[UPDATE: Some folks seem to think I spelled Cryptography incorrectly in the title to this post. But that isn’t how Agnes Meyer-Driscoll was known. See Remembering the First Lady of Naval Cryptology. I originally referenced the NSA’s site, because why not. Maybe I should have used the Navy’s site.]
Agnes Meyer Driscoll sounds like an extraordinary woman. She was born July 24, 1889 and passed away on September 16, 1971.
In June 1918, about one year after America entered World War I, Agnes Meyer enlisted in the United States Navy. She was recruited at the highest possible rank of chief yeoman and was assigned to the Code and Signal section of the Director of Naval Communications.
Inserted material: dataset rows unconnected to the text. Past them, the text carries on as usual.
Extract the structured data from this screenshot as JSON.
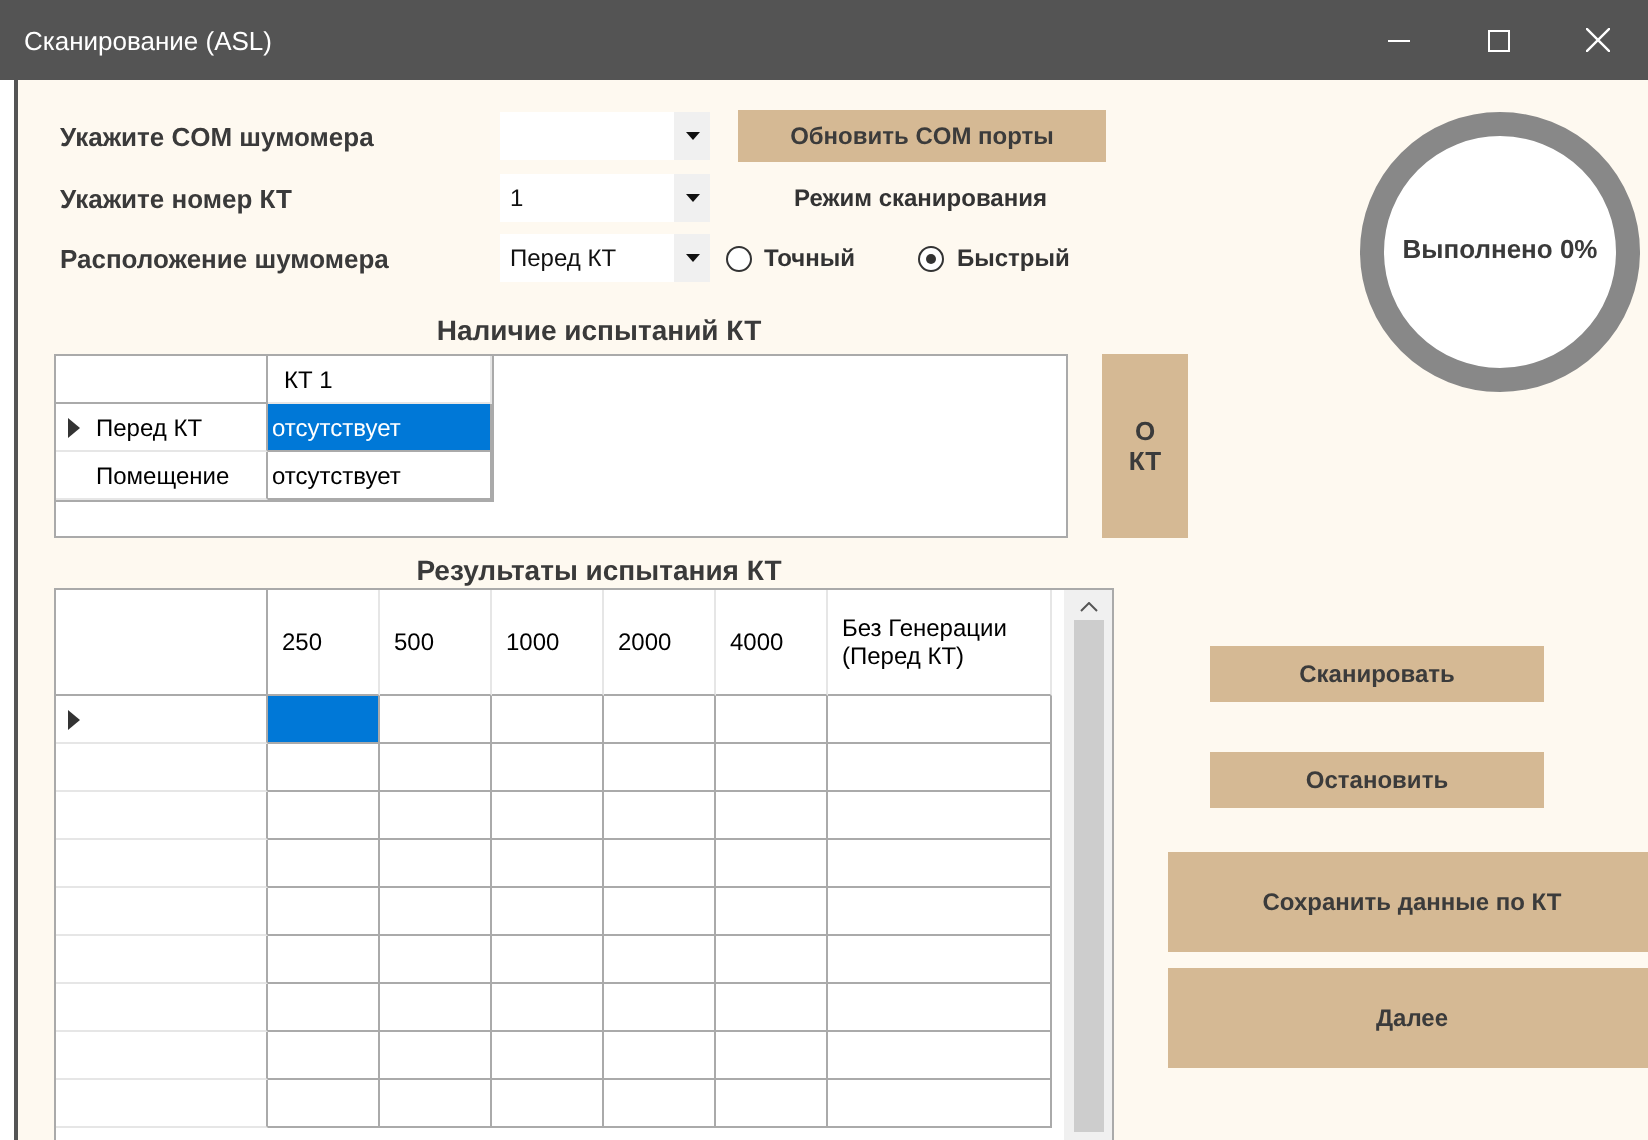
{
  "window": {
    "title": "Сканирование (ASL)"
  },
  "fields": [
    {
      "label": "Укажите COM шумомера"
    },
    {
      "label": "Укажите номер КТ",
      "value": "1"
    },
    {
      "label": "Расположение шумомера",
      "value": "Перед КТ"
    }
  ],
  "refresh_button": "Обновить COM порты",
  "scan_mode": {
    "label": "Режим сканирования",
    "options": [
      {
        "label": "Точный",
        "selected": false
      },
      {
        "label": "Быстрый",
        "selected": true
      }
    ]
  },
  "progress": {
    "label": "Выполнено 0%",
    "level": 0
  },
  "availability": {
    "title": "Наличие испытаний КТ",
    "columns": [
      "КТ 1"
    ],
    "rows": [
      {
        "header": "Перед КТ",
        "current": true,
        "cells": [
          {
            "text": "отсутствует",
            "selected": true
          }
        ]
      },
      {
        "header": "Помещение",
        "current": false,
        "cells": [
          {
            "text": "отсутствует",
            "selected": false
          }
        ]
      }
    ]
  },
  "about_button": "О КТ",
  "results": {
    "title": "Результаты испытания КТ",
    "columns": [
      "250",
      "500",
      "1000",
      "2000",
      "4000",
      "Без Генерации (Перед КТ)"
    ],
    "rows": [
      {
        "current": true,
        "cells": [
          {
            "selected": true
          },
          {
            "selected": false
          },
          {
            "selected": false
          },
          {
            "selected": false
          },
          {
            "selected": false
          },
          {
            "selected": false
          }
        ]
      },
      {
        "current": false,
        "cells": [
          {
            "selected": false
          },
          {
            "selected": false
          },
          {
            "selected": false
          },
          {
            "selected": false
          },
          {
            "selected": false
          },
          {
            "selected": false
          }
        ]
      },
      {
        "current": false,
        "cells": [
          {
            "selected": false
          },
          {
            "selected": false
          },
          {
            "selected": false
          },
          {
            "selected": false
          },
          {
            "selected": false
          },
          {
            "selected": false
          }
        ]
      },
      {
        "current": false,
        "cells": [
          {
            "selected": false
          },
          {
            "selected": false
          },
          {
            "selected": false
          },
          {
            "selected": false
          },
          {
            "selected": false
          },
          {
            "selected": false
          }
        ]
      },
      {
        "current": false,
        "cells": [
          {
            "selected": false
          },
          {
            "selected": false
          },
          {
            "selected": false
          },
          {
            "selected": false
          },
          {
            "selected": false
          },
          {
            "selected": false
          }
        ]
      },
      {
        "current": false,
        "cells": [
          {
            "selected": false
          },
          {
            "selected": false
          },
          {
            "selected": false
          },
          {
            "selected": false
          },
          {
            "selected": false
          },
          {
            "selected": false
          }
        ]
      },
      {
        "current": false,
        "cells": [
          {
            "selected": false
          },
          {
            "selected": false
          },
          {
            "selected": false
          },
          {
            "selected": false
          },
          {
            "selected": false
          },
          {
            "selected": false
          }
        ]
      },
      {
        "current": false,
        "cells": [
          {
            "selected": false
          },
          {
            "selected": false
          },
          {
            "selected": false
          },
          {
            "selected": false
          },
          {
            "selected": false
          },
          {
            "selected": false
          }
        ]
      },
      {
        "current": false,
        "cells": [
          {
            "selected": false
          },
          {
            "selected": false
          },
          {
            "selected": false
          },
          {
            "selected": false
          },
          {
            "selected": false
          },
          {
            "selected": false
          }
        ]
      }
    ]
  },
  "buttons": [
    {
      "label": "Сканировать",
      "kind": "small"
    },
    {
      "label": "Остановить",
      "kind": "small"
    },
    {
      "label": "Сохранить данные по КТ",
      "kind": "large"
    },
    {
      "label": "Далее",
      "kind": "large"
    }
  ]
}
Except for a two-year hiatus, when she worked for a private firm, Agnes Meyer Driscoll (she married in 1924) would remain a leading cryptanalyst for the U.S. Navy until 1949.
She worked to break the Japanese naval codes of the 1920s, 1930s and 1940s. She worked to break the cipher of the Orange Machine, which wasn’t quite the Japanese Enigma. And she did work on Enigma, though that code was broken by the British.
In 1949 she transferred to the Armed Forces Security Agency, which became the National Security Agency in 1952. She retired in 1959.
Hat tip to Coffee or Die (which is becoming one of my favorite reads). 7 Badasses in the U.S. Navy — Who Aren’t SEALs! Which is worth your time in its own right. (Beach Jumpers, the USS Seahorse, and more.)